It’s no secret that the town has a large number of houses which have been converted into flats.
These can either be houses which have been converted into self-contained flats or houses in multiple occupations (HMOs) with shared facilities.
These shared facilities can vary from just being a kitchen and living area to shared toilet and wash facilities in cases.
A landlord can convert a house into flats or a HMO for up to six people without needing planning permission, as such conversions are considered permitted development according to government rules.
However, these can be limited in areas with an ‘Article 4 direction.’
In these areas, planning permission is required for the conversion to go ahead.

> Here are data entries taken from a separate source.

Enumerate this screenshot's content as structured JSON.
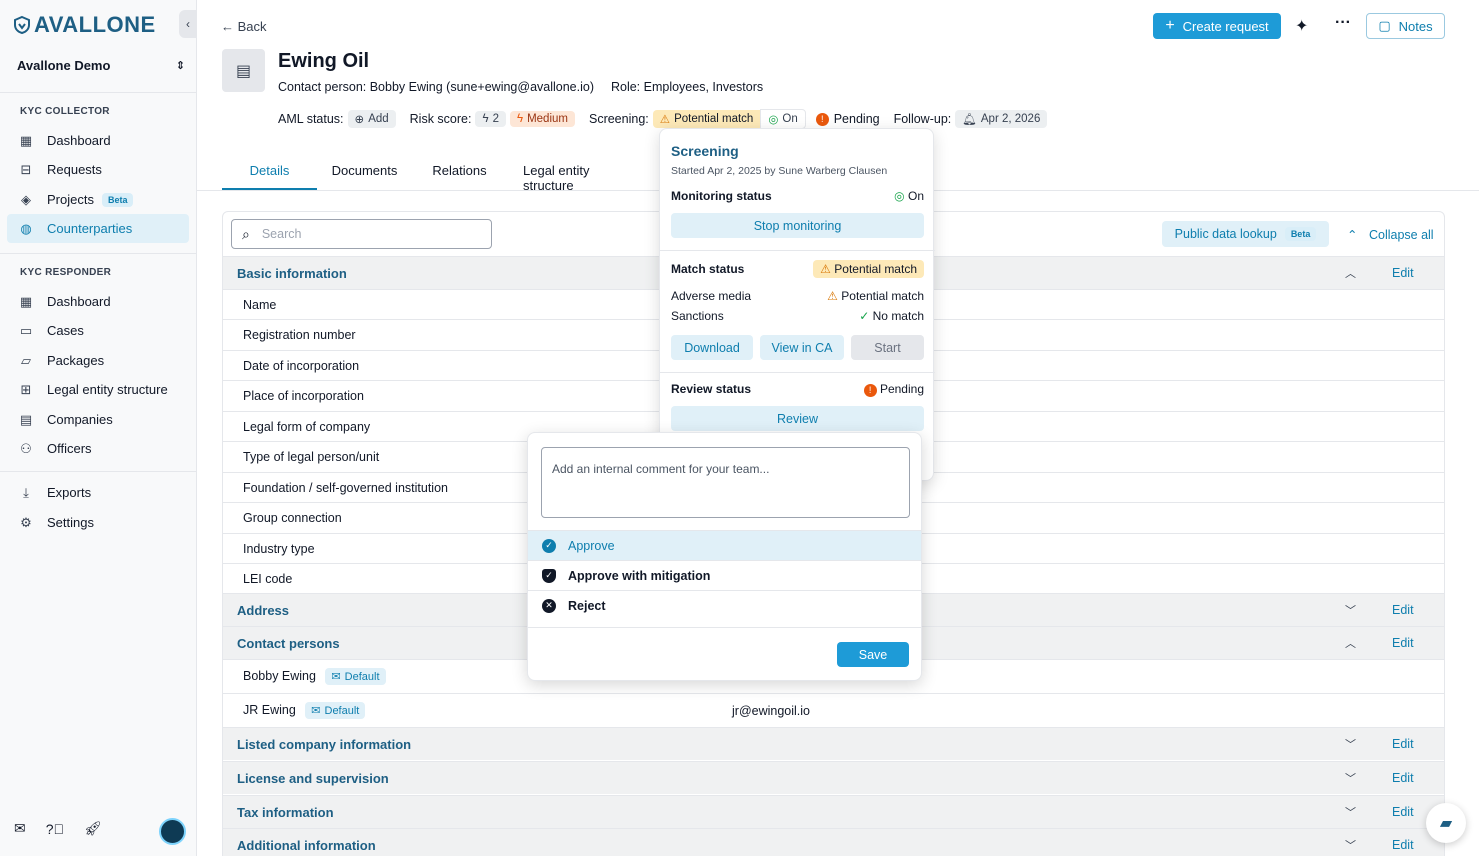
{
  "app": {
    "logo_text": "AVALLONE",
    "org_name": "Avallone Demo"
  },
  "sidebar": {
    "collector_label": "KYC COLLECTOR",
    "collector_items": [
      {
        "label": "Dashboard",
        "icon": "grid-icon"
      },
      {
        "label": "Requests",
        "icon": "inbox-icon"
      },
      {
        "label": "Projects",
        "icon": "layers-icon",
        "badge": "Beta"
      },
      {
        "label": "Counterparties",
        "icon": "globe-icon",
        "active": true
      }
    ],
    "responder_label": "KYC RESPONDER",
    "responder_items": [
      {
        "label": "Dashboard",
        "icon": "grid-icon"
      },
      {
        "label": "Cases",
        "icon": "briefcase-icon"
      },
      {
        "label": "Packages",
        "icon": "folder-icon"
      },
      {
        "label": "Legal entity structure",
        "icon": "hierarchy-icon"
      },
      {
        "label": "Companies",
        "icon": "building-icon"
      },
      {
        "label": "Officers",
        "icon": "people-icon"
      }
    ],
    "other_items": [
      {
        "label": "Exports",
        "icon": "download-icon"
      },
      {
        "label": "Settings",
        "icon": "gear-icon"
      }
    ]
  },
  "header": {
    "back_label": "Back",
    "create_request_label": "Create request",
    "notes_label": "Notes",
    "company_name": "Ewing Oil",
    "contact_person": "Contact person: Bobby Ewing (sune+ewing@avallone.io)",
    "role": "Role: Employees, Investors",
    "aml_label": "AML status:",
    "aml_value": "Add",
    "risk_label": "Risk score:",
    "risk_score": "2",
    "risk_level": "Medium",
    "screening_label": "Screening:",
    "screening_value": "Potential match",
    "monitoring_value": "On",
    "review_value": "Pending",
    "followup_label": "Follow-up:",
    "followup_date": "Apr 2, 2026"
  },
  "tabs": [
    "Details",
    "Documents",
    "Relations",
    "Legal entity structure"
  ],
  "details": {
    "search_placeholder": "Search",
    "public_lookup_label": "Public data lookup",
    "public_lookup_badge": "Beta",
    "collapse_all_label": "Collapse all",
    "edit_label": "Edit",
    "basic_information_title": "Basic information",
    "basic_fields": [
      "Name",
      "Registration number",
      "Date of incorporation",
      "Place of incorporation",
      "Legal form of company",
      "Type of legal person/unit",
      "Foundation / self-governed institution",
      "Group connection",
      "Industry type",
      "LEI code"
    ],
    "address_title": "Address",
    "contact_persons_title": "Contact persons",
    "contacts": [
      {
        "name": "Bobby Ewing",
        "badge": "Default",
        "email": ""
      },
      {
        "name": "JR Ewing",
        "badge": "Default",
        "email": "jr@ewingoil.io"
      }
    ],
    "other_sections": [
      "Listed company information",
      "License and supervision",
      "Tax information",
      "Additional information"
    ]
  },
  "screening_popover": {
    "title": "Screening",
    "subtitle": "Started Apr 2, 2025 by Sune Warberg Clausen",
    "monitoring_label": "Monitoring status",
    "monitoring_value": "On",
    "stop_monitoring_label": "Stop monitoring",
    "match_label": "Match status",
    "match_value": "Potential match",
    "adverse_media_label": "Adverse media",
    "adverse_media_value": "Potential match",
    "sanctions_label": "Sanctions",
    "sanctions_value": "No match",
    "download_label": "Download",
    "view_ca_label": "View in CA",
    "start_label": "Start",
    "review_label": "Review status",
    "review_value": "Pending",
    "review_button_label": "Review"
  },
  "review_panel": {
    "comment_placeholder": "Add an internal comment for your team...",
    "options": [
      "Approve",
      "Approve with mitigation",
      "Reject"
    ],
    "save_label": "Save"
  },
  "colors": {
    "accent": "#1e9bd7",
    "brand": "#1e5f84",
    "link": "#0e7eae"
  }
}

Currently, an Article 4 direction applies in an area covering Redlands, Park and Katesgrove wards which were established in May 2013, with Jesse Terrace in Abbey ward being added in February 2017.

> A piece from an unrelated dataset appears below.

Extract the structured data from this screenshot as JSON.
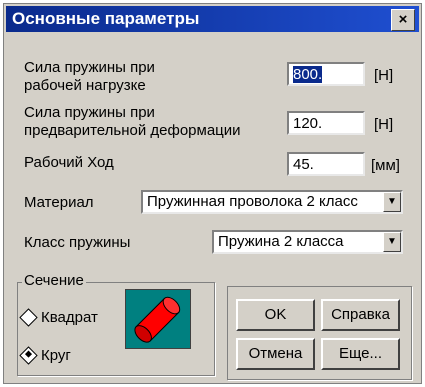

Now, Reading Borough Council has approved a policy to have a limit on flat and HMO conversions to 25 per cent of homes within Article 4 areas.

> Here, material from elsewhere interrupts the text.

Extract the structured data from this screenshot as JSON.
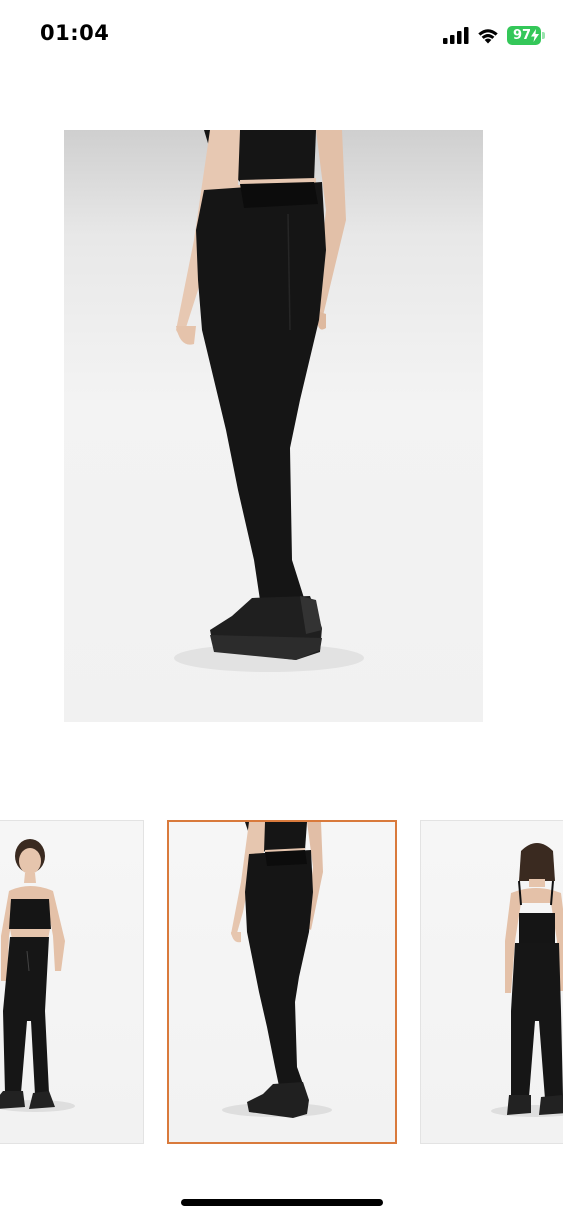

This curbing of the amount of flat and HMO conversions was made as the council has changed its ‘Residential Conversions Supplementary Planning Document’.
The document is part of the Reading Local Plan, which was adopted in 2019 but has undergone an update.
Changes made to the document also remove language that states that HMOs are ‘suitable’ for students.
Now, the document states they are ‘sought’ by students instead.
The full wording is: “Reading is home to the University of Reading, as well as Reading College.
“Residential conversions, often in the form of HMOs, provide accommodation sought by students who often spend some time at University in shared houses.”
Commenting on this change, Micky Leng (Labour, Whitley) lead councillor for planning said: “Just because something is sought doesn’t mean it’s suitable
“So there’s a slight change in language. I’m always one like that, because I’m into subliminal messages.”
The document also lays out what rooms within houses are suitable for conversions.
It notes that basement conversions can be ‘deficient’ when it comes to daylight provision, outlook and headroom, and that loft conversions, even those with dormers, are not always suitable ‘as they often result
in a cramped form of living space’.
Referring to the policies, cllr Leng said: “If I’m marking it out of 100, it would be 100.5.”
After that, committee chairman cllr Paul Gittings quipped: “That’s for the committee to judge cllr Leng!”
The policies contained in the ‘Residential Conversions Supplementary Planning Document’ were approved unanimously by the council’s strategic environment, planning and transport (SEPT) committee on March 23.